Modern surgery is not without its risks. In order to perform ever complex surgical procedures, surgeons must lean on their expertise in anatomy and their past surgical experience. The slightest error in judgment could result in the patient experiencing a critical injury, paralysis, or even death. The use of photoacoustic imaging systems has already demonstrated the potential to aid surgeons in more effectively differentiating between tissue that is diseased and tissue that is healthy.

Electrical and Computer Engineering Assistant Professor and PULSE Lab Director, Muyinatu Bell, aims to significantly improve photoacoustic imaging by developing tools that will unconventionally separate light from acoustic receivers and deliver the light directly to the surgical site. Through her research, she also aims to create a knowledge base of tissue-specific safety limits for light being delivered directly to the tissue without causing tissue damage. This research will be funded by the National Science Foundation’s Faculty Early Career Development Program (CAREER), which Professor Bell was recently awarded.

The CAREER award aims to support faculty who are still early in their career and demonstrate the potential to serve as academic role models as they provide momentum of their organization’s mission. Bell’s project, entitled Technical & Theoretical Foundations for Photoacoustic-Guided Surgery, has three aims: to determine the limits of light delivery to bone, heart, and brain tissues; to refine novel acoustic beamformers and signal processing methods; and lastly, to create a new resolution model that will predict the accuracy limits of integrated robotic-photoacoustic imaging systems.

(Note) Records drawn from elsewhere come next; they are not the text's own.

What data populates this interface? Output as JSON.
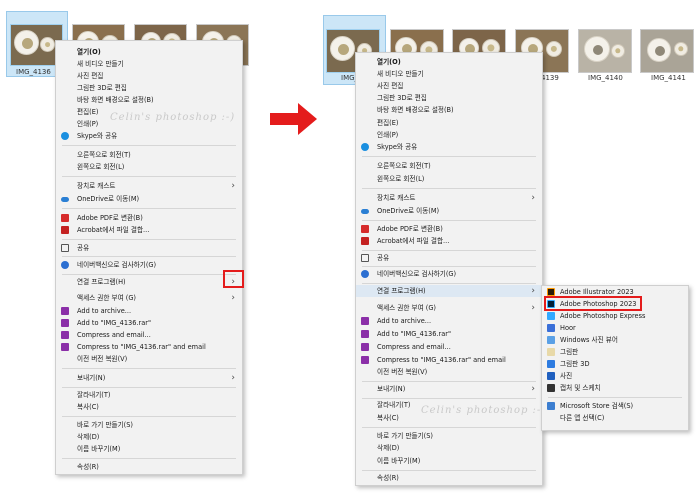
{
  "watermark": "Celin's photoshop :-)",
  "left": {
    "file_label": "IMG_4136",
    "menu": [
      "열기(O)",
      "새 비디오 만들기",
      "사진 편집",
      "그림판 3D로 편집",
      "바탕 화면 배경으로 설정(B)",
      "편집(E)",
      "인쇄(P)",
      "Skype와 공유",
      "오른쪽으로 회전(T)",
      "왼쪽으로 회전(L)",
      "장치로 캐스트",
      "OneDrive로 이동(M)",
      "Adobe PDF로 변환(B)",
      "Acrobat에서 파일 결합...",
      "공유",
      "네이버백신으로 검사하기(G)",
      "연결 프로그램(H)",
      "액세스 권한 부여 (G)",
      "Add to archive...",
      "Add to \"IMG_4136.rar\"",
      "Compress and email...",
      "Compress to \"IMG_4136.rar\" and email",
      "이전 버전 복원(V)",
      "보내기(N)",
      "잘라내기(T)",
      "복사(C)",
      "바로 가기 만들기(S)",
      "삭제(D)",
      "이름 바꾸기(M)",
      "속성(R)"
    ]
  },
  "right": {
    "files": [
      "IMG_4",
      "4139",
      "IMG_4140",
      "IMG_4141"
    ],
    "menu": [
      "열기(O)",
      "새 비디오 만들기",
      "사진 편집",
      "그림판 3D로 편집",
      "바탕 화면 배경으로 설정(B)",
      "편집(E)",
      "인쇄(P)",
      "Skype와 공유",
      "오른쪽으로 회전(T)",
      "왼쪽으로 회전(L)",
      "장치로 캐스트",
      "OneDrive로 이동(M)",
      "Adobe PDF로 변환(B)",
      "Acrobat에서 파일 결합...",
      "공유",
      "네이버백신으로 검사하기(G)",
      "연결 프로그램(H)",
      "액세스 권한 부여 (G)",
      "Add to archive...",
      "Add to \"IMG_4136.rar\"",
      "Compress and email...",
      "Compress to \"IMG_4136.rar\" and email",
      "이전 버전 복원(V)",
      "보내기(N)",
      "잘라내기(T)",
      "복사(C)",
      "바로 가기 만들기(S)",
      "삭제(D)",
      "이름 바꾸기(M)",
      "속성(R)"
    ],
    "submenu": [
      "Adobe Illustrator 2023",
      "Adobe Photoshop 2023",
      "Adobe Photoshop Express",
      "Hoor",
      "Windows 사진 뷰어",
      "그림판",
      "그림판 3D",
      "사진",
      "캡처 및 스케치",
      "Microsoft Store 검색(S)",
      "다른 앱 선택(C)"
    ]
  },
  "colors": {
    "highlight_box": "#e41c1c",
    "arrow": "#e41c1c",
    "selection": "#cce6f7"
  }
}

The information gathered from this research has the potential to greatly reduce injuries and complications resulting from surgery. Bell plans to share the research results with the scientific community, as well as the general public through the video series, The Scholar Next Door. As an African American woman professor, Bell hopes to use this research in her continued efforts of outreach to underrepresented communities in STEM and the K-12 population, with the aid of the JHU Center for Educational Outreach (CEO) and in her role as faculty advisor to the Graduate Association [of women] in CS & ECE (GRACE).